Blair Not Getting It

Exactly 20 years ago, the sun shone and under a clear blue sky Tony Blair strolled into Downing Street with the ringing endorsement of the country but within a decade he was scuttling away under darkened skies and branded a war criminal.
He has tried to put his head above the parapet a few times and each time someone has tried to take it off as his toxic Iraq legacy continues to poison the British view of him but for whatever reason he now believes it is time to throw himself back into the limelight to save us all from Brexit.  

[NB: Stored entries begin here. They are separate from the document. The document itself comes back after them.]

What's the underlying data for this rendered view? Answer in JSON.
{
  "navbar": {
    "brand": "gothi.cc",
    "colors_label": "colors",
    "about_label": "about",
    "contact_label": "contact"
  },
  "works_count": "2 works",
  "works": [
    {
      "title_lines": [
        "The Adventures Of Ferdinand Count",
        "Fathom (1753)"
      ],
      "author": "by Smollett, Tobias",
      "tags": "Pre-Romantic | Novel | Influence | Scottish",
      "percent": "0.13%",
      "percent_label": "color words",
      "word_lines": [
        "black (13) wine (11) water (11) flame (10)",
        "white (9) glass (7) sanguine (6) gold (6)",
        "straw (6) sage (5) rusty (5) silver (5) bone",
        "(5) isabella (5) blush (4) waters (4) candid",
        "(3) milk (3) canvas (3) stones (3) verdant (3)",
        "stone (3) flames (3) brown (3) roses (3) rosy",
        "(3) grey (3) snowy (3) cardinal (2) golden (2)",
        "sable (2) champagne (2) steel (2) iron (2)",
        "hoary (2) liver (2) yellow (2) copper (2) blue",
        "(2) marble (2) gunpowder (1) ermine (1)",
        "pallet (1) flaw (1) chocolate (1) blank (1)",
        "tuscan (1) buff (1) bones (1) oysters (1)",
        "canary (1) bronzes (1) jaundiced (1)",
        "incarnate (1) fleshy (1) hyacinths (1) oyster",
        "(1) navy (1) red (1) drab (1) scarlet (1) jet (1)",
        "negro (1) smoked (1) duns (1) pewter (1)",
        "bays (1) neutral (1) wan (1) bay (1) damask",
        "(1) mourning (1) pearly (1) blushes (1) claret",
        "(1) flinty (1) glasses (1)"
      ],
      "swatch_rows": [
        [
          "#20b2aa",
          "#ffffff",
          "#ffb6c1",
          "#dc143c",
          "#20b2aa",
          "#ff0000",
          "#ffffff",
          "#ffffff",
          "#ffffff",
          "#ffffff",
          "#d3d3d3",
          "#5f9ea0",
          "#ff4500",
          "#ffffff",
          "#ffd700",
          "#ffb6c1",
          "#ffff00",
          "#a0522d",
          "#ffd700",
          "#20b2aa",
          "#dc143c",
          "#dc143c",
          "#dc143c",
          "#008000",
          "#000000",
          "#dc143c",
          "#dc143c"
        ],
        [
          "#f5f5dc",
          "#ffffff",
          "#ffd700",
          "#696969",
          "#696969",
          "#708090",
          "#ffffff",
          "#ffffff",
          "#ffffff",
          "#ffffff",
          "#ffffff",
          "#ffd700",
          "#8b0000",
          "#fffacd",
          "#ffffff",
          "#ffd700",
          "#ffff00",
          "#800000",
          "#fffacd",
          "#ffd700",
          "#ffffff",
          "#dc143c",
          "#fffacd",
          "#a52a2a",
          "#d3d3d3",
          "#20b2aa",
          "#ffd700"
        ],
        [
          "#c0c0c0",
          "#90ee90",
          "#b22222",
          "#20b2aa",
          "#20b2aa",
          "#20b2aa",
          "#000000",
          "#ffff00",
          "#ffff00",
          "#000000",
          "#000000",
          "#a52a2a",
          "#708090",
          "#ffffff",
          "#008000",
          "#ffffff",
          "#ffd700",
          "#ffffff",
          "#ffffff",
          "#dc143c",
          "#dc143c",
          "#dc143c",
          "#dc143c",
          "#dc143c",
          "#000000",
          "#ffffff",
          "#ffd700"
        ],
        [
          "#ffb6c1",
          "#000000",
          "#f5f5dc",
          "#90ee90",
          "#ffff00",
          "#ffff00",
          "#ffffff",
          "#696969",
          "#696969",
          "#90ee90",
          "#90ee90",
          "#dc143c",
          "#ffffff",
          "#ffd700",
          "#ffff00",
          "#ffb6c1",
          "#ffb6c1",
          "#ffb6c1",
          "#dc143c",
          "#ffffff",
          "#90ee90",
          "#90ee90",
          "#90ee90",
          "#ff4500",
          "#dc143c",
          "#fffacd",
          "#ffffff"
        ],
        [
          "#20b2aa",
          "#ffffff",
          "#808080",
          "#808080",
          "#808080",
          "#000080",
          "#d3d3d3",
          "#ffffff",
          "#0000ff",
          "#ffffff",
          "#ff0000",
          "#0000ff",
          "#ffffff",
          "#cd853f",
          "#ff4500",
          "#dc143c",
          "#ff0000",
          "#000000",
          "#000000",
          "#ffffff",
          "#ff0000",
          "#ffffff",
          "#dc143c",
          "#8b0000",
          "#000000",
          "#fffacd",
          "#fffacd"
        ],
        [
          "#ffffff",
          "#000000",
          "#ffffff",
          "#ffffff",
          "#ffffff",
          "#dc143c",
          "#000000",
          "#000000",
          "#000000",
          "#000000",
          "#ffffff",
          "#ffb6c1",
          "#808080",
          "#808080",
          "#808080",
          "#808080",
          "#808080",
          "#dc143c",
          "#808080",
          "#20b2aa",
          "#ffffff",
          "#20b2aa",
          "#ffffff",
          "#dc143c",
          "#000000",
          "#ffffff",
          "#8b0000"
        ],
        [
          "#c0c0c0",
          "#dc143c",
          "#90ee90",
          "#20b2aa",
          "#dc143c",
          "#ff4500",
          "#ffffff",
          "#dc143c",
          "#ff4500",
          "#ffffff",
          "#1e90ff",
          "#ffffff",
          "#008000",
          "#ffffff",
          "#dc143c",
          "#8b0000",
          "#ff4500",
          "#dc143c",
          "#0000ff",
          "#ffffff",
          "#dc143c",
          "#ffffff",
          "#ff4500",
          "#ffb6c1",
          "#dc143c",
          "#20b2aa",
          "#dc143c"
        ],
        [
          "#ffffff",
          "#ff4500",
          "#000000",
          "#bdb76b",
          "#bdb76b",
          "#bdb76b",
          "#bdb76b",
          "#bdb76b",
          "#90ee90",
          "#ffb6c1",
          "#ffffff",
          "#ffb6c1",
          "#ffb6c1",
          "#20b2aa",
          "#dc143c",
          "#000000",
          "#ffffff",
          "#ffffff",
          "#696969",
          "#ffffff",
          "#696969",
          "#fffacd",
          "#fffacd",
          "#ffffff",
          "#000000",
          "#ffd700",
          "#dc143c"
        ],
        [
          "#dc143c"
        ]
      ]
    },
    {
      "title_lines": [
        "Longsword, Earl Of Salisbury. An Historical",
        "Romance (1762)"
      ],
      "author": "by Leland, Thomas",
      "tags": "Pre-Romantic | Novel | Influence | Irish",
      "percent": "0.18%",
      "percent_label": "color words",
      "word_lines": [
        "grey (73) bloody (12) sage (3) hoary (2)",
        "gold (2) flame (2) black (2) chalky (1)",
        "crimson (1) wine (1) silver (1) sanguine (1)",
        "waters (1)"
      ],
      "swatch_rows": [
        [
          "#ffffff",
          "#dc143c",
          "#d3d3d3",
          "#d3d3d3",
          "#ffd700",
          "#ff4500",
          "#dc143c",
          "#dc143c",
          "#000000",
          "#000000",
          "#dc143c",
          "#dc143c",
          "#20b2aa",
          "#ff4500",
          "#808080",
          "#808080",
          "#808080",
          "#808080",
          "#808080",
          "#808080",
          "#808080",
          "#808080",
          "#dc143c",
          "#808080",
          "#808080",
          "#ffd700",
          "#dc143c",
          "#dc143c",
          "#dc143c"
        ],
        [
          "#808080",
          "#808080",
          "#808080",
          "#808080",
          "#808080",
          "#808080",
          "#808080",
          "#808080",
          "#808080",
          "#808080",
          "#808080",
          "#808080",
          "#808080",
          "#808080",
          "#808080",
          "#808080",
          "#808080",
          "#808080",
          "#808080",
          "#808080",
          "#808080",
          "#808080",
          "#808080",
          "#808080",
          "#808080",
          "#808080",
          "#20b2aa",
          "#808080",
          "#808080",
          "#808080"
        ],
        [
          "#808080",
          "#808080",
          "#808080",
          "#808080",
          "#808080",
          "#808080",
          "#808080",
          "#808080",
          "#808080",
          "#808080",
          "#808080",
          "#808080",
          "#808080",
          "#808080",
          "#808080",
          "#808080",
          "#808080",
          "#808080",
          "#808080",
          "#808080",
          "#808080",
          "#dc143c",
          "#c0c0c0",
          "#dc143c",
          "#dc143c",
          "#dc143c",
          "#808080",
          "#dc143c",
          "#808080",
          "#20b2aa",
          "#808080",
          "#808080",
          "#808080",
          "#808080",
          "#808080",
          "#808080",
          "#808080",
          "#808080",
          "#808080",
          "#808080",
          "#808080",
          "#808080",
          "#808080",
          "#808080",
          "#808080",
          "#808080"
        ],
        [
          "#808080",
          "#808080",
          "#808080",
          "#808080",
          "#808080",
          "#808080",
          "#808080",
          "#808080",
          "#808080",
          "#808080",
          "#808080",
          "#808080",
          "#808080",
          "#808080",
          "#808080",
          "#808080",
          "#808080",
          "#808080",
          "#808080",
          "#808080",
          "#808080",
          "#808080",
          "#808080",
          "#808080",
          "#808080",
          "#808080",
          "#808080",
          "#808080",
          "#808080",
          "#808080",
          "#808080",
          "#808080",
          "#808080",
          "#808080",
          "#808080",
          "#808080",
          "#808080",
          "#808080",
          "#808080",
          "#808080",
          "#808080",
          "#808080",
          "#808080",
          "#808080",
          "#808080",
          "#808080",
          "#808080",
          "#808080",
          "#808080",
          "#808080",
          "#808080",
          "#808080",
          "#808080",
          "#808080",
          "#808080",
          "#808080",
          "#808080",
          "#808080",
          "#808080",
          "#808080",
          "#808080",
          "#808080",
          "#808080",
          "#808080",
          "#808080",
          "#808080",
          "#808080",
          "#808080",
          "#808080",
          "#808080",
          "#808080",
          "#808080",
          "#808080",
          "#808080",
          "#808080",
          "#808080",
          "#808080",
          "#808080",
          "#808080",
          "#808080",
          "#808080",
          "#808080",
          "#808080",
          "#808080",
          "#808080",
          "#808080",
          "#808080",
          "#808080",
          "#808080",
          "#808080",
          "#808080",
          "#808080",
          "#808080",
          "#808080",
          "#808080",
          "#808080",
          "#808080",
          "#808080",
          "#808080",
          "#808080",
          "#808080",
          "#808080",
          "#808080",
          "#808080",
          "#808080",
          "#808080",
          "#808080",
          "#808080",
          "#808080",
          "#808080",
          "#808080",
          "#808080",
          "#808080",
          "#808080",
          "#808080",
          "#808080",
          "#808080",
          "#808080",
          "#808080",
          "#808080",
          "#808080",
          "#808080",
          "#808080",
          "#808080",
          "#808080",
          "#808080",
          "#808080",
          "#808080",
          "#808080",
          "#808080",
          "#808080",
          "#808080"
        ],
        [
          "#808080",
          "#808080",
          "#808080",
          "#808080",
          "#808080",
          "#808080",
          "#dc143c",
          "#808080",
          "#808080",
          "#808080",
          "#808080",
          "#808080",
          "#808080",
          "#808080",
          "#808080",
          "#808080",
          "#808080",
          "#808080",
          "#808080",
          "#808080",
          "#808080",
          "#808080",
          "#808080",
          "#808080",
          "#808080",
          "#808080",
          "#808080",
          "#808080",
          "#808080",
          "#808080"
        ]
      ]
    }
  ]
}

With a record of an illegal war and a million dead Iraqi's, the Blair rehabilitation was never going to be easy but he has been touring the TV studios to put forward his case for his comeback even though he doesn't seem to have a very firm grip of just why he remains so hated.
According to Blair, it is due to the perception that since he was forced out the door of Downing Street he has been trotting around the globe hoovering up bundles of cash which he denies, stating that he has been doing a lot of charity work.
I can't speak for everyone but the fact that Blair has been stuffing his pockets hardly enters the equation and it is the Iraq War that first springs to mind when the former Prime Ministers name is mentioned.
That he lied and span to take us into a war that left a million people dead, set the Middle East tinderbox alight and led directly to Islamic State ravaging the whole area are more of the reasons that are leapt to to explain why the Blair name is so reviled.  
That he considers he can walk back into public life and be hailed a some sort of saviour shows just how delusional the man is or how little he considers his abhorrent actions alongside G W Bush actually where.